M918.104.22.168-2 | Smoking cap and suspenders
Gift of Mrs. Gordon Dorey
© McCord Museum
Keywords: Ensemble (8)
Keys to History
Smoking caps were among the most popular accessories embroidered by bourgeois women as gifts.
Women's magazines featured needlework patterns for caps, slippers and many other accessories. Colourful accessories, including patterned dressing gowns, had been worn by European men since the 16th century, when trade with the East brought exotic luxuries such as rich silks to Europe.
Most upper-class Victorian homes had a "smoking room" where men could relax and enjoy the pleasures of a cigar and a brandy without offending the ladies of the house. The smoking cap protected a man's hair from the lingering aroma of tobacco.
The smoking cap and suspenders are hand-embroidered in silk on silk satin.

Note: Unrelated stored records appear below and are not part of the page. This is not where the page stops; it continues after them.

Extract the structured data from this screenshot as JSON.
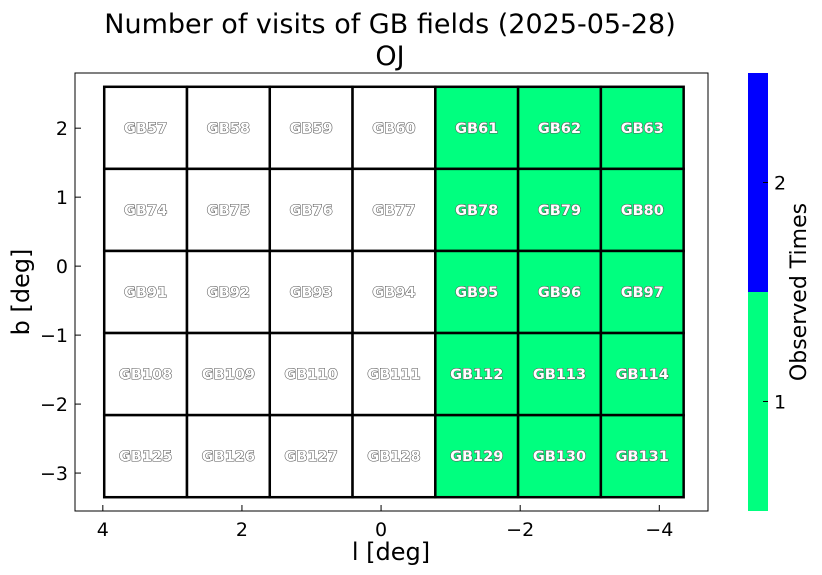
{
  "chart_data": {
    "type": "heatmap",
    "title": "Number of visits of GB fields (2025-05-28)",
    "subtitle": "OJ",
    "xlabel": "l [deg]",
    "ylabel": "b [deg]",
    "xlim": [
      4.4,
      -4.7
    ],
    "ylim": [
      -3.55,
      2.8
    ],
    "xticks": [
      4,
      2,
      0,
      -2,
      -4
    ],
    "xtick_labels": [
      "4",
      "2",
      "0",
      "−2",
      "−4"
    ],
    "yticks": [
      2,
      1,
      0,
      -1,
      -2,
      -3
    ],
    "ytick_labels": [
      "2",
      "1",
      "0",
      "−1",
      "−2",
      "−3"
    ],
    "grid": false,
    "cell_extent": {
      "l_edges": [
        3.98,
        2.79,
        1.6,
        0.41,
        -0.78,
        -1.97,
        -3.16,
        -4.35
      ],
      "b_edges": [
        2.6,
        1.41,
        0.22,
        -0.97,
        -2.16,
        -3.35
      ]
    },
    "rows": [
      [
        {
          "label": "GB57",
          "value": 0
        },
        {
          "label": "GB58",
          "value": 0
        },
        {
          "label": "GB59",
          "value": 0
        },
        {
          "label": "GB60",
          "value": 0
        },
        {
          "label": "GB61",
          "value": 1
        },
        {
          "label": "GB62",
          "value": 1
        },
        {
          "label": "GB63",
          "value": 1
        }
      ],
      [
        {
          "label": "GB74",
          "value": 0
        },
        {
          "label": "GB75",
          "value": 0
        },
        {
          "label": "GB76",
          "value": 0
        },
        {
          "label": "GB77",
          "value": 0
        },
        {
          "label": "GB78",
          "value": 1
        },
        {
          "label": "GB79",
          "value": 1
        },
        {
          "label": "GB80",
          "value": 1
        }
      ],
      [
        {
          "label": "GB91",
          "value": 0
        },
        {
          "label": "GB92",
          "value": 0
        },
        {
          "label": "GB93",
          "value": 0
        },
        {
          "label": "GB94",
          "value": 0
        },
        {
          "label": "GB95",
          "value": 1
        },
        {
          "label": "GB96",
          "value": 1
        },
        {
          "label": "GB97",
          "value": 1
        }
      ],
      [
        {
          "label": "GB108",
          "value": 0
        },
        {
          "label": "GB109",
          "value": 0
        },
        {
          "label": "GB110",
          "value": 0
        },
        {
          "label": "GB111",
          "value": 0
        },
        {
          "label": "GB112",
          "value": 1
        },
        {
          "label": "GB113",
          "value": 1
        },
        {
          "label": "GB114",
          "value": 1
        }
      ],
      [
        {
          "label": "GB125",
          "value": 0
        },
        {
          "label": "GB126",
          "value": 0
        },
        {
          "label": "GB127",
          "value": 0
        },
        {
          "label": "GB128",
          "value": 0
        },
        {
          "label": "GB129",
          "value": 1
        },
        {
          "label": "GB130",
          "value": 1
        },
        {
          "label": "GB131",
          "value": 1
        }
      ]
    ],
    "colorbar": {
      "label": "Observed Times",
      "range": [
        0.5,
        2.5
      ],
      "ticks": [
        1,
        2
      ],
      "tick_labels": [
        "1",
        "2"
      ],
      "levels": [
        {
          "value": 1,
          "color": "#00ff7f"
        },
        {
          "value": 2,
          "color": "#0000ff"
        }
      ]
    },
    "colors": {
      "unobserved": "#ffffff",
      "cell_edge": "#000000",
      "label_fill": "#ffffff",
      "label_stroke": "#555555"
    }
  }
}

Smoking did not first take place out of doors, but only in boudoirs or special rooms. The first cigarette clubs were opened in the mid-1800s.
Caps and accessories were used not only in smoking sessions, but also for travelling in public railway carriages and steamship cabins, where there might have been smoke, cinders and dirt.
Smoking was linked with the male domains of the study, library or club - private and exclusive spaces where men were free of their dull, daily clothing.